Merci pour tout, le cinéma.
Incarnant l’image d’une nouvelle actrice assoiffée d’indépendance et de liberté, Olivia de Havilland a permis aux actrices d’apprendre à ne plus se cantonner aux rôles des femmes potiches. En plus d’encourager une libéralisation des interprétations des actrices, son combat face à la Warner Bros a permis aux générations suivantes de s’émanciper des politiques de studios irrespectueuses et contraignantes pour les artistes. Et s’il ne fallait citer qu’une seule de ses autres marches gravies au nom du respect et de l’intégrité, ça serait son interprétation dans La fosse aux serpents (1948) avec son rôle d’internée dans un hôpital psychiatrique. Avec ce portrait réaliste de la schizophrénie, un des premiers que connaît le grand écran, les louanges de tous les milieux fusent pour saluer une prestation juste et nécessaire.
Pour ses engagements et ses interprétations mythiques, elle devint en 1965 la première femme à être présidente du jury du Festival de Cannes. Ultime prestige qui s’ajoute à son palmarès de double oscarisée de meilleure actrice pour À chacun son destin (1946) et l’Héritière (1949). Présidente de Cannes, présidente du septième art, l’actrice se verra recevoir la Légion d’honneur par Nicolas Sarkozy en septembre 2010. « La France est le seul pays où je me sente vraiment moi » confia t-elle un jour. Mais peut on seulement assigner une personne ayant tant apporté au monde du cinéma à une seule nation, à une seule époque ?

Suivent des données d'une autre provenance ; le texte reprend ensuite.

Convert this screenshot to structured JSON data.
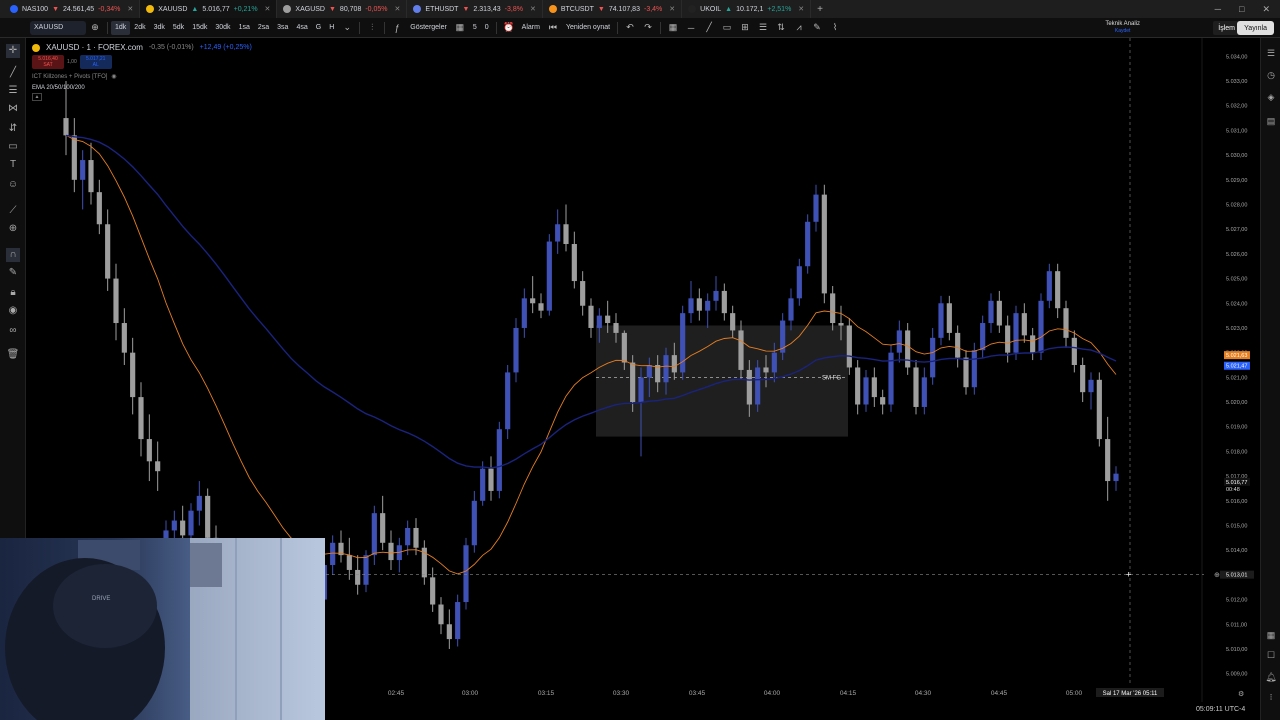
{
  "tabs": [
    {
      "symbol": "NAS100",
      "price": "24.561,45",
      "dir": "down",
      "change": "-0,34%",
      "color": "#2962ff"
    },
    {
      "symbol": "XAUUSD",
      "price": "5.016,77",
      "dir": "up",
      "change": "+0,21%",
      "color": "#f0b90b",
      "active": true
    },
    {
      "symbol": "XAGUSD",
      "price": "80,708",
      "dir": "down",
      "change": "-0,05%",
      "color": "#9e9e9e"
    },
    {
      "symbol": "ETHUSDT",
      "price": "2.313,43",
      "dir": "down",
      "change": "-3,8%",
      "color": "#627eea"
    },
    {
      "symbol": "BTCUSDT",
      "price": "74.107,83",
      "dir": "down",
      "change": "-3,4%",
      "color": "#f7931a"
    },
    {
      "symbol": "UKOIL",
      "price": "10.172,1",
      "dir": "up",
      "change": "+2,51%",
      "color": "#222222"
    }
  ],
  "toolbar": {
    "symbol": "XAUUSD",
    "intervals": [
      "1dk",
      "2dk",
      "3dk",
      "5dk",
      "15dk",
      "30dk",
      "1sa",
      "2sa",
      "3sa",
      "4sa",
      "G",
      "H"
    ],
    "selected_interval": "1dk",
    "indicators_label": "Göstergeler",
    "indicator_count_a": "5",
    "indicator_count_b": "0",
    "alarm_label": "Alarm",
    "replay_label": "Yeniden oynat",
    "ta_label": "Teknik Analiz",
    "ta_sub": "Kaydet",
    "trade_label": "İşlem",
    "publish_label": "Yayınla"
  },
  "legend": {
    "title": "XAUUSD · 1 · FOREX.com",
    "change": "-0,35 (-0,01%)",
    "volume": "+12,49 (+0,25%)",
    "sell_price": "5.016,40",
    "sell_label": "SAT",
    "spread": "1,00",
    "buy_price": "5.017,21",
    "buy_label": "AL",
    "indicator_1": "ICT Killzones + Pivots [TFO]",
    "indicator_2": "EMA 20/50/100/200"
  },
  "box_label": "SM FG",
  "crosshair": {
    "time": "Sal 17 Mar '26  05:11",
    "price": "5.013,01"
  },
  "price_labels": {
    "ema_a": "5.021,63",
    "ema_b": "5.021,47",
    "last": "5.016,77",
    "countdown": "00:48"
  },
  "clock": "05:09:11 UTC-4",
  "chart_data": {
    "type": "candlestick",
    "ylim": [
      5008.5,
      5034.5
    ],
    "y_ticks": [
      "5.009,00",
      "5.010,00",
      "5.011,00",
      "5.012,00",
      "5.013,00",
      "5.014,00",
      "5.015,00",
      "5.016,00",
      "5.017,00",
      "5.018,00",
      "5.019,00",
      "5.020,00",
      "5.021,00",
      "5.022,00",
      "5.023,00",
      "5.024,00",
      "5.025,00",
      "5.026,00",
      "5.027,00",
      "5.028,00",
      "5.029,00",
      "5.030,00",
      "5.031,00",
      "5.032,00",
      "5.033,00",
      "5.034,00"
    ],
    "x_ticks": [
      "02:45",
      "03:00",
      "03:15",
      "03:30",
      "03:45",
      "04:00",
      "04:15",
      "04:30",
      "04:45",
      "05:00"
    ],
    "up_color": "#3f51b5",
    "down_color": "#9e9e9e",
    "candles": [
      [
        5031.5,
        5033.0,
        5030.0,
        5030.8
      ],
      [
        5030.8,
        5031.5,
        5028.5,
        5029.0
      ],
      [
        5029.0,
        5030.2,
        5027.8,
        5029.8
      ],
      [
        5029.8,
        5030.5,
        5028.0,
        5028.5
      ],
      [
        5028.5,
        5029.0,
        5026.8,
        5027.2
      ],
      [
        5027.2,
        5027.8,
        5024.5,
        5025.0
      ],
      [
        5025.0,
        5025.6,
        5022.5,
        5023.2
      ],
      [
        5023.2,
        5023.8,
        5021.5,
        5022.0
      ],
      [
        5022.0,
        5022.6,
        5019.5,
        5020.2
      ],
      [
        5020.2,
        5020.8,
        5017.8,
        5018.5
      ],
      [
        5018.5,
        5019.5,
        5016.8,
        5017.6
      ],
      [
        5017.6,
        5018.4,
        5016.4,
        5017.2
      ],
      [
        5014.0,
        5015.2,
        5013.1,
        5014.8
      ],
      [
        5014.8,
        5015.6,
        5014.0,
        5015.2
      ],
      [
        5015.2,
        5015.8,
        5014.2,
        5014.6
      ],
      [
        5014.6,
        5015.9,
        5014.2,
        5015.6
      ],
      [
        5015.6,
        5016.8,
        5015.0,
        5016.2
      ],
      [
        5016.2,
        5016.5,
        5014.0,
        5014.5
      ],
      [
        5014.5,
        5015.0,
        5012.8,
        5013.2
      ],
      [
        5013.2,
        5013.6,
        5011.5,
        5012.0
      ],
      [
        5012.0,
        5012.5,
        5010.6,
        5011.0
      ],
      [
        5011.0,
        5011.6,
        5010.2,
        5010.8
      ],
      [
        5010.8,
        5011.3,
        5010.0,
        5010.5
      ],
      [
        5010.5,
        5011.4,
        5010.0,
        5011.2
      ],
      [
        5011.2,
        5012.0,
        5010.6,
        5011.6
      ],
      [
        5011.6,
        5011.9,
        5010.4,
        5010.7
      ],
      [
        5010.7,
        5011.0,
        5009.6,
        5010.0
      ],
      [
        5010.0,
        5010.8,
        5009.3,
        5010.5
      ],
      [
        5010.5,
        5012.2,
        5010.2,
        5011.9
      ],
      [
        5011.9,
        5013.0,
        5011.5,
        5012.5
      ],
      [
        5012.5,
        5013.2,
        5011.8,
        5012.0
      ],
      [
        5012.0,
        5013.6,
        5011.8,
        5013.4
      ],
      [
        5013.4,
        5014.6,
        5013.0,
        5014.3
      ],
      [
        5014.3,
        5014.8,
        5013.5,
        5013.8
      ],
      [
        5013.8,
        5014.5,
        5012.8,
        5013.2
      ],
      [
        5013.2,
        5013.8,
        5012.2,
        5012.6
      ],
      [
        5012.6,
        5014.0,
        5012.3,
        5013.8
      ],
      [
        5013.8,
        5015.8,
        5013.4,
        5015.5
      ],
      [
        5015.5,
        5016.2,
        5014.0,
        5014.3
      ],
      [
        5014.3,
        5014.8,
        5013.2,
        5013.6
      ],
      [
        5013.6,
        5014.5,
        5013.1,
        5014.2
      ],
      [
        5014.2,
        5015.2,
        5013.8,
        5014.9
      ],
      [
        5014.9,
        5015.3,
        5013.8,
        5014.1
      ],
      [
        5014.1,
        5014.4,
        5012.6,
        5012.9
      ],
      [
        5012.9,
        5013.3,
        5011.5,
        5011.8
      ],
      [
        5011.8,
        5012.1,
        5010.6,
        5011.0
      ],
      [
        5011.0,
        5011.6,
        5010.0,
        5010.4
      ],
      [
        5010.4,
        5012.2,
        5010.1,
        5011.9
      ],
      [
        5011.9,
        5014.5,
        5011.6,
        5014.2
      ],
      [
        5014.2,
        5016.4,
        5013.9,
        5016.0
      ],
      [
        5016.0,
        5017.6,
        5015.8,
        5017.3
      ],
      [
        5017.3,
        5017.8,
        5016.0,
        5016.4
      ],
      [
        5016.4,
        5019.2,
        5016.1,
        5018.9
      ],
      [
        5018.9,
        5021.5,
        5018.5,
        5021.2
      ],
      [
        5021.2,
        5023.4,
        5020.8,
        5023.0
      ],
      [
        5023.0,
        5024.6,
        5022.6,
        5024.2
      ],
      [
        5024.2,
        5025.1,
        5023.6,
        5024.0
      ],
      [
        5024.0,
        5024.4,
        5023.4,
        5023.7
      ],
      [
        5023.7,
        5026.8,
        5023.5,
        5026.5
      ],
      [
        5026.5,
        5027.8,
        5026.0,
        5027.2
      ],
      [
        5027.2,
        5028.0,
        5026.1,
        5026.4
      ],
      [
        5026.4,
        5026.9,
        5024.6,
        5024.9
      ],
      [
        5024.9,
        5025.3,
        5023.5,
        5023.9
      ],
      [
        5023.9,
        5024.2,
        5022.6,
        5023.0
      ],
      [
        5023.0,
        5023.8,
        5022.4,
        5023.5
      ],
      [
        5023.5,
        5024.1,
        5022.8,
        5023.2
      ],
      [
        5023.2,
        5023.6,
        5022.4,
        5022.8
      ],
      [
        5022.8,
        5022.9,
        5021.3,
        5021.6
      ],
      [
        5021.6,
        5021.9,
        5019.6,
        5020.0
      ],
      [
        5020.0,
        5021.4,
        5017.8,
        5021.0
      ],
      [
        5021.0,
        5021.8,
        5020.2,
        5021.5
      ],
      [
        5021.5,
        5021.9,
        5020.4,
        5020.8
      ],
      [
        5020.8,
        5022.2,
        5020.3,
        5021.9
      ],
      [
        5021.9,
        5022.4,
        5020.9,
        5021.2
      ],
      [
        5021.2,
        5023.9,
        5020.9,
        5023.6
      ],
      [
        5023.6,
        5024.9,
        5023.2,
        5024.2
      ],
      [
        5024.2,
        5024.6,
        5023.3,
        5023.7
      ],
      [
        5023.7,
        5024.4,
        5023.0,
        5024.1
      ],
      [
        5024.1,
        5025.1,
        5023.7,
        5024.5
      ],
      [
        5024.5,
        5024.8,
        5023.3,
        5023.6
      ],
      [
        5023.6,
        5023.9,
        5022.6,
        5022.9
      ],
      [
        5022.9,
        5023.3,
        5020.9,
        5021.3
      ],
      [
        5021.3,
        5021.7,
        5019.4,
        5019.9
      ],
      [
        5019.9,
        5021.7,
        5019.6,
        5021.4
      ],
      [
        5021.4,
        5021.9,
        5020.6,
        5021.2
      ],
      [
        5021.2,
        5022.4,
        5020.8,
        5022.0
      ],
      [
        5022.0,
        5023.6,
        5021.7,
        5023.3
      ],
      [
        5023.3,
        5024.6,
        5022.9,
        5024.2
      ],
      [
        5024.2,
        5025.8,
        5023.9,
        5025.5
      ],
      [
        5025.5,
        5027.6,
        5025.2,
        5027.3
      ],
      [
        5027.3,
        5028.8,
        5026.9,
        5028.4
      ],
      [
        5028.4,
        5028.8,
        5024.0,
        5024.4
      ],
      [
        5024.4,
        5024.7,
        5022.9,
        5023.2
      ],
      [
        5023.2,
        5023.9,
        5022.5,
        5023.1
      ],
      [
        5023.1,
        5023.4,
        5021.1,
        5021.4
      ],
      [
        5021.4,
        5021.7,
        5019.5,
        5019.9
      ],
      [
        5019.9,
        5021.3,
        5019.6,
        5021.0
      ],
      [
        5021.0,
        5021.4,
        5019.8,
        5020.2
      ],
      [
        5020.2,
        5020.5,
        5019.5,
        5019.9
      ],
      [
        5019.9,
        5022.3,
        5019.6,
        5022.0
      ],
      [
        5022.0,
        5023.3,
        5021.6,
        5022.9
      ],
      [
        5022.9,
        5023.2,
        5021.1,
        5021.4
      ],
      [
        5021.4,
        5021.7,
        5019.5,
        5019.8
      ],
      [
        5019.8,
        5021.4,
        5019.5,
        5021.0
      ],
      [
        5021.0,
        5023.0,
        5020.7,
        5022.6
      ],
      [
        5022.6,
        5024.3,
        5022.3,
        5024.0
      ],
      [
        5024.0,
        5024.3,
        5022.5,
        5022.8
      ],
      [
        5022.8,
        5023.1,
        5021.4,
        5021.8
      ],
      [
        5021.8,
        5022.1,
        5020.3,
        5020.6
      ],
      [
        5020.6,
        5022.4,
        5020.3,
        5022.1
      ],
      [
        5022.1,
        5023.5,
        5021.8,
        5023.2
      ],
      [
        5023.2,
        5024.4,
        5022.8,
        5024.1
      ],
      [
        5024.1,
        5024.5,
        5022.8,
        5023.1
      ],
      [
        5023.1,
        5023.5,
        5021.6,
        5022.0
      ],
      [
        5022.0,
        5023.9,
        5021.7,
        5023.6
      ],
      [
        5023.6,
        5024.0,
        5022.4,
        5022.7
      ],
      [
        5022.7,
        5023.0,
        5021.7,
        5022.0
      ],
      [
        5022.0,
        5024.4,
        5021.7,
        5024.1
      ],
      [
        5024.1,
        5025.6,
        5023.8,
        5025.3
      ],
      [
        5025.3,
        5025.6,
        5023.4,
        5023.8
      ],
      [
        5023.8,
        5024.1,
        5022.2,
        5022.6
      ],
      [
        5022.6,
        5022.9,
        5021.2,
        5021.5
      ],
      [
        5021.5,
        5021.8,
        5020.0,
        5020.4
      ],
      [
        5020.4,
        5021.2,
        5019.7,
        5020.9
      ],
      [
        5020.9,
        5021.2,
        5018.2,
        5018.5
      ],
      [
        5018.5,
        5019.4,
        5016.0,
        5016.8
      ],
      [
        5016.8,
        5017.4,
        5016.4,
        5017.1
      ]
    ]
  }
}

Non. Car elle aura marqué toute une génération et aura été la doyenne raisonnée de tant d’autres. Acteurs, réalisateurs, spectateurs et mémoires, tous auront été marqués par une force de volonté et un art plus que maîtrisé. Depuis l’annonce de sa mort les hommages se multiplient, mais la peine est toujours là. Il faut alors se raisonner, se dire que cette géante faisant partie d’une autre époque, d’un temps emporté par le vent. Et puisque les adieux sont toujours durs à prononcer, il vaut mieux alors remercier : au nom du cinéma, merci, chère Olivia de Havilland.